Having shown, on such evidence as I have been able to adduce, that the Italians are, most probably, the rightful claimants of the distinction which attaches to the invention of the modern or true violin, it is now to be considered by what bright array of names, by what successive efforts of skill and genius, they have likewise become entitled to the greater distinction of having been the first to develop the wonderful powers of the instrument, and the chief agents through whom its charming dominion in the realms of music was diffused, ere the great German composers, in more recent days, applied their powers to the extension and enrichment of the field for stringed instruments.

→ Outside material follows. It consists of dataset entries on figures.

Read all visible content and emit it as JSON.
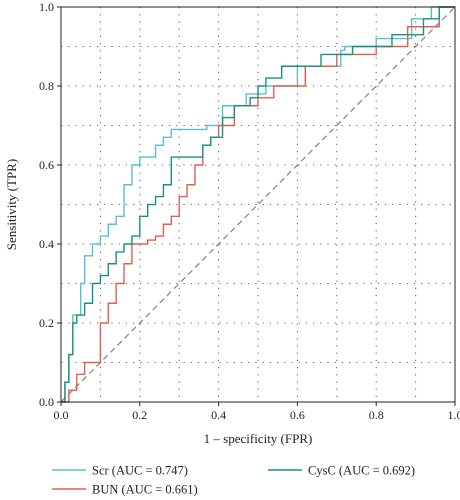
{
  "chart_data": {
    "type": "line",
    "xlabel": "1 – specificity (FPR)",
    "ylabel": "Sensitivity (TPR)",
    "xlim": [
      0,
      1
    ],
    "ylim": [
      0,
      1
    ],
    "xticks": [
      "0.0",
      "0.2",
      "0.4",
      "0.6",
      "0.8",
      "1.0"
    ],
    "yticks": [
      "0.0",
      "0.2",
      "0.4",
      "0.6",
      "0.8",
      "1.0"
    ],
    "grid": "dotted",
    "legend_position": "bottom",
    "reference_line": {
      "style": "dashed",
      "color": "#8a8a8a",
      "points": [
        [
          0,
          0
        ],
        [
          1,
          1
        ]
      ]
    },
    "series": [
      {
        "name": "Scr (AUC = 0.747)",
        "color": "#5bbfd3",
        "points": [
          [
            0,
            0
          ],
          [
            0.01,
            0
          ],
          [
            0.01,
            0.05
          ],
          [
            0.02,
            0.05
          ],
          [
            0.02,
            0.12
          ],
          [
            0.03,
            0.12
          ],
          [
            0.03,
            0.22
          ],
          [
            0.05,
            0.22
          ],
          [
            0.05,
            0.3
          ],
          [
            0.06,
            0.3
          ],
          [
            0.06,
            0.37
          ],
          [
            0.08,
            0.37
          ],
          [
            0.08,
            0.4
          ],
          [
            0.1,
            0.4
          ],
          [
            0.1,
            0.42
          ],
          [
            0.12,
            0.42
          ],
          [
            0.12,
            0.45
          ],
          [
            0.14,
            0.45
          ],
          [
            0.14,
            0.47
          ],
          [
            0.16,
            0.47
          ],
          [
            0.16,
            0.55
          ],
          [
            0.18,
            0.55
          ],
          [
            0.18,
            0.6
          ],
          [
            0.2,
            0.6
          ],
          [
            0.2,
            0.62
          ],
          [
            0.24,
            0.62
          ],
          [
            0.24,
            0.65
          ],
          [
            0.26,
            0.65
          ],
          [
            0.26,
            0.67
          ],
          [
            0.28,
            0.67
          ],
          [
            0.28,
            0.69
          ],
          [
            0.31,
            0.69
          ],
          [
            0.31,
            0.69
          ],
          [
            0.37,
            0.69
          ],
          [
            0.37,
            0.7
          ],
          [
            0.41,
            0.7
          ],
          [
            0.41,
            0.75
          ],
          [
            0.47,
            0.75
          ],
          [
            0.47,
            0.78
          ],
          [
            0.52,
            0.78
          ],
          [
            0.52,
            0.8
          ],
          [
            0.6,
            0.8
          ],
          [
            0.6,
            0.85
          ],
          [
            0.71,
            0.85
          ],
          [
            0.71,
            0.89
          ],
          [
            0.72,
            0.89
          ],
          [
            0.72,
            0.9
          ],
          [
            0.8,
            0.9
          ],
          [
            0.8,
            0.92
          ],
          [
            0.89,
            0.92
          ],
          [
            0.89,
            0.97
          ],
          [
            0.94,
            0.97
          ],
          [
            0.94,
            1.0
          ],
          [
            1.0,
            1.0
          ]
        ]
      },
      {
        "name": "BUN (AUC = 0.661)",
        "color": "#e06050",
        "points": [
          [
            0,
            0
          ],
          [
            0.02,
            0
          ],
          [
            0.02,
            0.03
          ],
          [
            0.04,
            0.03
          ],
          [
            0.04,
            0.07
          ],
          [
            0.06,
            0.07
          ],
          [
            0.06,
            0.1
          ],
          [
            0.1,
            0.1
          ],
          [
            0.1,
            0.2
          ],
          [
            0.12,
            0.2
          ],
          [
            0.12,
            0.25
          ],
          [
            0.14,
            0.25
          ],
          [
            0.14,
            0.3
          ],
          [
            0.16,
            0.3
          ],
          [
            0.16,
            0.35
          ],
          [
            0.18,
            0.35
          ],
          [
            0.18,
            0.4
          ],
          [
            0.22,
            0.4
          ],
          [
            0.22,
            0.41
          ],
          [
            0.24,
            0.41
          ],
          [
            0.24,
            0.42
          ],
          [
            0.26,
            0.42
          ],
          [
            0.26,
            0.45
          ],
          [
            0.28,
            0.45
          ],
          [
            0.28,
            0.47
          ],
          [
            0.3,
            0.47
          ],
          [
            0.3,
            0.52
          ],
          [
            0.32,
            0.52
          ],
          [
            0.32,
            0.55
          ],
          [
            0.34,
            0.55
          ],
          [
            0.34,
            0.6
          ],
          [
            0.36,
            0.6
          ],
          [
            0.36,
            0.65
          ],
          [
            0.38,
            0.65
          ],
          [
            0.38,
            0.67
          ],
          [
            0.4,
            0.67
          ],
          [
            0.4,
            0.7
          ],
          [
            0.44,
            0.7
          ],
          [
            0.44,
            0.75
          ],
          [
            0.5,
            0.75
          ],
          [
            0.5,
            0.77
          ],
          [
            0.54,
            0.77
          ],
          [
            0.54,
            0.8
          ],
          [
            0.62,
            0.8
          ],
          [
            0.62,
            0.85
          ],
          [
            0.7,
            0.85
          ],
          [
            0.7,
            0.88
          ],
          [
            0.8,
            0.88
          ],
          [
            0.8,
            0.9
          ],
          [
            0.88,
            0.9
          ],
          [
            0.88,
            0.95
          ],
          [
            0.96,
            0.95
          ],
          [
            0.96,
            1.0
          ],
          [
            1.0,
            1.0
          ]
        ]
      },
      {
        "name": "CysC (AUC = 0.692)",
        "color": "#1a9080",
        "points": [
          [
            0,
            0
          ],
          [
            0.01,
            0
          ],
          [
            0.01,
            0.05
          ],
          [
            0.02,
            0.05
          ],
          [
            0.02,
            0.12
          ],
          [
            0.03,
            0.12
          ],
          [
            0.03,
            0.2
          ],
          [
            0.04,
            0.2
          ],
          [
            0.04,
            0.22
          ],
          [
            0.06,
            0.22
          ],
          [
            0.06,
            0.25
          ],
          [
            0.08,
            0.25
          ],
          [
            0.08,
            0.3
          ],
          [
            0.1,
            0.3
          ],
          [
            0.1,
            0.32
          ],
          [
            0.12,
            0.32
          ],
          [
            0.12,
            0.35
          ],
          [
            0.14,
            0.35
          ],
          [
            0.14,
            0.38
          ],
          [
            0.16,
            0.38
          ],
          [
            0.16,
            0.4
          ],
          [
            0.18,
            0.4
          ],
          [
            0.18,
            0.42
          ],
          [
            0.2,
            0.42
          ],
          [
            0.2,
            0.47
          ],
          [
            0.22,
            0.47
          ],
          [
            0.22,
            0.5
          ],
          [
            0.24,
            0.5
          ],
          [
            0.24,
            0.52
          ],
          [
            0.26,
            0.52
          ],
          [
            0.26,
            0.55
          ],
          [
            0.28,
            0.55
          ],
          [
            0.28,
            0.62
          ],
          [
            0.3,
            0.62
          ],
          [
            0.3,
            0.62
          ],
          [
            0.36,
            0.62
          ],
          [
            0.36,
            0.65
          ],
          [
            0.38,
            0.65
          ],
          [
            0.38,
            0.67
          ],
          [
            0.41,
            0.67
          ],
          [
            0.41,
            0.72
          ],
          [
            0.44,
            0.72
          ],
          [
            0.44,
            0.75
          ],
          [
            0.48,
            0.75
          ],
          [
            0.48,
            0.77
          ],
          [
            0.5,
            0.77
          ],
          [
            0.5,
            0.8
          ],
          [
            0.52,
            0.8
          ],
          [
            0.52,
            0.82
          ],
          [
            0.56,
            0.82
          ],
          [
            0.56,
            0.85
          ],
          [
            0.66,
            0.85
          ],
          [
            0.66,
            0.88
          ],
          [
            0.74,
            0.88
          ],
          [
            0.74,
            0.9
          ],
          [
            0.84,
            0.9
          ],
          [
            0.84,
            0.93
          ],
          [
            0.92,
            0.93
          ],
          [
            0.92,
            0.97
          ],
          [
            0.96,
            0.97
          ],
          [
            0.96,
            1.0
          ],
          [
            1.0,
            1.0
          ]
        ]
      }
    ]
  }
}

In casting a glance over the catalogue of bright Italian names, we find two, that demand to be especially noted for their great influence in advancing the progress of the “leading instrument,” and that serve indeed to mark two main epochs in its history. These are Corelli and Viotti—the first constituting the head of the old school, the last that of the modern; and each (it may be parenthetically said) almost as interesting to contemplate in personal character, as in professional eminence. The intermediate names, most entitled to attention, are Tartini, Geminiani and Giardini. These, with others of considerable celebrity, though of less effective influence in the formation of what we have designated the Italian School, will be here noticed critically and biographically, according to their several pretensions and proceedings. Before we come to Corelli, however, there are some few to be treated of in the character of his predecessors, and as having prepared the way for his more dignified and important career.